Apakah menekan inisiatif?
Sebaliknya, kepuasan kerja berusaha mengukur respons afektif terhadap lingkungan kerja, seperti bagaimana karyawan merasakan ekspektasi organisasi, praktik-praktik imbalan, dan sebagainya.
Asal muasal budaya organisasi
Ingvar Kamprad, pendiri IKEA. Sumber dari budaya organisasi yang tumbuh di IKEA adalah pendirinya.
Kebiasaan, tradisi, dan cara umum dalam melakukan segala sesuatu yang ada di sebuah organisasi saat ini merupakan hasil atau akibat dari yang telah dilakukan sebelumnya dan seberapa besar kesuksesan yang telah diraihnya di masa lalu.
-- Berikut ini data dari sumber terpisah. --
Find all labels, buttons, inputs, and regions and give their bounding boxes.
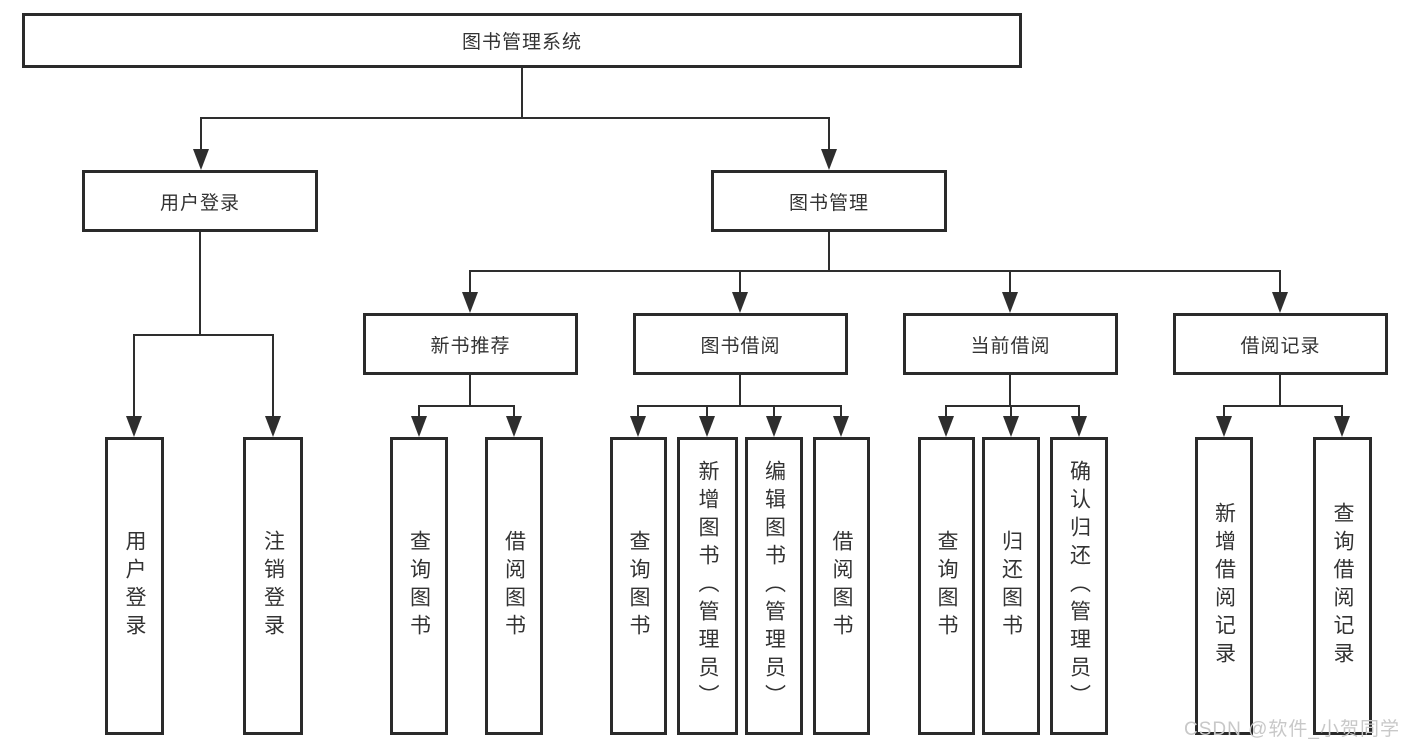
connector-to-leaf-cb-2 (1010, 405, 1012, 420)
connector-root-trunk (521, 68, 523, 118)
node-borrow-record: 借阅记录 (1173, 313, 1388, 375)
connector-current-trunk (1009, 375, 1011, 407)
leaf-label: 归还图书 (999, 530, 1023, 642)
connector-record-trunk (1279, 375, 1281, 407)
connector-to-new-book (469, 270, 471, 296)
connector-login-trunk (199, 232, 201, 336)
node-label: 图书借阅 (700, 335, 781, 357)
arrowhead-book-borrow (732, 292, 748, 313)
node-book-management: 图书管理 (711, 170, 947, 232)
connector-to-leaf-br-1 (1223, 405, 1225, 420)
connector-to-leaf-login-1 (133, 334, 135, 419)
leaf-label: 查询图书 (935, 530, 958, 642)
leaf-br-query-borrow-record: 查询借阅记录 (1313, 437, 1372, 735)
connector-to-current-borrow (1009, 270, 1011, 296)
arrowhead-leaf-nb-2 (506, 416, 522, 437)
node-label: 图书管理系统 (461, 32, 582, 53)
connector-to-user-login (200, 117, 202, 152)
connector-record-fork (1223, 405, 1343, 407)
leaf-bb-borrow-books: 借阅图书 (813, 437, 870, 735)
connector-borrow-trunk (739, 375, 741, 407)
connector-to-borrow-record (1279, 270, 1281, 296)
connector-to-leaf-nb-2 (513, 405, 515, 420)
leaf-label: 新增图书（管理员） (696, 460, 719, 712)
connector-mgmt-fork (469, 270, 1281, 272)
connector-newbook-fork (418, 405, 514, 407)
arrowhead-new-book (462, 292, 478, 313)
leaf-label: 新增借阅记录 (1212, 502, 1236, 670)
connector-to-book-borrow (739, 270, 741, 296)
connector-to-leaf-nb-1 (418, 405, 420, 420)
leaf-label: 编辑图书（管理员） (762, 460, 786, 712)
leaf-br-add-borrow-record: 新增借阅记录 (1195, 437, 1253, 735)
leaf-nb-query-books: 查询图书 (390, 437, 448, 735)
connector-root-fork (200, 117, 829, 119)
arrowhead-leaf-cb-2 (1003, 416, 1019, 437)
node-label: 图书管理 (788, 192, 869, 214)
arrowhead-leaf-login-1 (126, 416, 142, 437)
leaf-cb-query-books: 查询图书 (918, 437, 975, 735)
arrowhead-leaf-br-1 (1216, 416, 1232, 437)
arrowhead-leaf-bb-3 (766, 416, 782, 437)
connector-borrow-fork (637, 405, 842, 407)
leaf-logout: 注销登录 (243, 437, 303, 735)
node-label: 用户登录 (159, 192, 240, 214)
leaf-label: 注销登录 (261, 530, 285, 642)
node-current-borrow: 当前借阅 (903, 313, 1118, 375)
node-label: 当前借阅 (970, 335, 1051, 357)
arrowhead-leaf-bb-4 (833, 416, 849, 437)
leaf-bb-edit-books-admin: 编辑图书（管理员） (745, 437, 803, 735)
node-label: 新书推荐 (430, 335, 511, 357)
arrowhead-leaf-cb-3 (1071, 416, 1087, 437)
arrowhead-leaf-bb-1 (630, 416, 646, 437)
connector-current-fork (945, 405, 1080, 407)
connector-to-leaf-cb-1 (945, 405, 947, 420)
leaf-label: 确认归还（管理员） (1067, 460, 1091, 712)
connector-mgmt-trunk (828, 232, 830, 272)
connector-to-leaf-bb-4 (840, 405, 842, 420)
connector-to-leaf-bb-2 (706, 405, 708, 420)
connector-to-book-mgmt (828, 117, 830, 152)
leaf-bb-query-books: 查询图书 (610, 437, 667, 735)
leaf-cb-confirm-return-admin: 确认归还（管理员） (1050, 437, 1108, 735)
arrowhead-leaf-nb-1 (411, 416, 427, 437)
arrowhead-user-login (193, 149, 209, 170)
leaf-label: 查询图书 (627, 530, 650, 642)
node-library-management-system: 图书管理系统 (22, 13, 1022, 68)
connector-login-fork (133, 334, 274, 336)
connector-to-leaf-cb-3 (1078, 405, 1080, 420)
leaf-label: 用户登录 (123, 530, 146, 642)
leaf-user-login: 用户登录 (105, 437, 164, 735)
leaf-label: 查询图书 (407, 530, 431, 642)
node-user-login: 用户登录 (82, 170, 318, 232)
node-new-book-recommend: 新书推荐 (363, 313, 578, 375)
leaf-cb-return-books: 归还图书 (982, 437, 1040, 735)
leaf-bb-add-books-admin: 新增图书（管理员） (677, 437, 738, 735)
leaf-label: 借阅图书 (830, 530, 853, 642)
connector-to-leaf-bb-3 (773, 405, 775, 420)
arrowhead-leaf-bb-2 (699, 416, 715, 437)
arrowhead-book-mgmt (821, 149, 837, 170)
leaf-label: 借阅图书 (502, 530, 526, 642)
arrowhead-current-borrow (1002, 292, 1018, 313)
arrowhead-leaf-login-2 (265, 416, 281, 437)
connector-to-leaf-bb-1 (637, 405, 639, 420)
leaf-label: 查询借阅记录 (1331, 502, 1354, 670)
connector-newbook-trunk (469, 375, 471, 407)
arrowhead-leaf-br-2 (1334, 416, 1350, 437)
node-book-borrow: 图书借阅 (633, 313, 848, 375)
leaf-nb-borrow-books: 借阅图书 (485, 437, 543, 735)
arrowhead-leaf-cb-1 (938, 416, 954, 437)
node-label: 借阅记录 (1240, 335, 1321, 357)
connector-to-leaf-login-2 (272, 334, 274, 419)
csdn-watermark: CSDN @软件_小贺同学 (1184, 719, 1400, 740)
connector-to-leaf-br-2 (1341, 405, 1343, 420)
arrowhead-borrow-record (1272, 292, 1288, 313)
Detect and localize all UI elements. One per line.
Hal ini mengarah pada sumber tertinggi budaya sebuah organisasi: para pendirinya.
Secara tradisional, pendiri organisasi memiliki pengaruh besar terhadap budaya awal organisasi tersebut. Pendiri organisasi tidak memiliki kendala karena kebiasaan atau ideologi sebelumnya. Ukuran kecil yang biasanya mencirikan organisasi baru lebih jauh memudahkan pendiri memaksakan visi mereka pada seluruh anggota organisasi. Proses penyiptaan budaya terjadi dalam tiga cara. Pertama, pendiri hanya merekrut dan mempertahankan karyawan yang sepikiran dan seperasaan dengan mereka. Kedua, pendiri melakukan indoktrinasi dan menyosialisasikan cara pikir dan berperilakunya kepada karyawan. Terakhir, perilaku pendiri sendiri bertindak sebagai model peran yang mendorong karyawan untuk mengidentifikasi diri dan, dengan demikian, menginternalisasi keyakinan, nilai, dan asumsi pendiri tersebut. Apabila organisasi mencapai kesuksesan, visi pendiri lalu dipandang sebagai faktor penentu utama keberhasilan itu. Di titik ini, seluruh kepribadian para pendiri jadi melekat dalam budaya organisasi.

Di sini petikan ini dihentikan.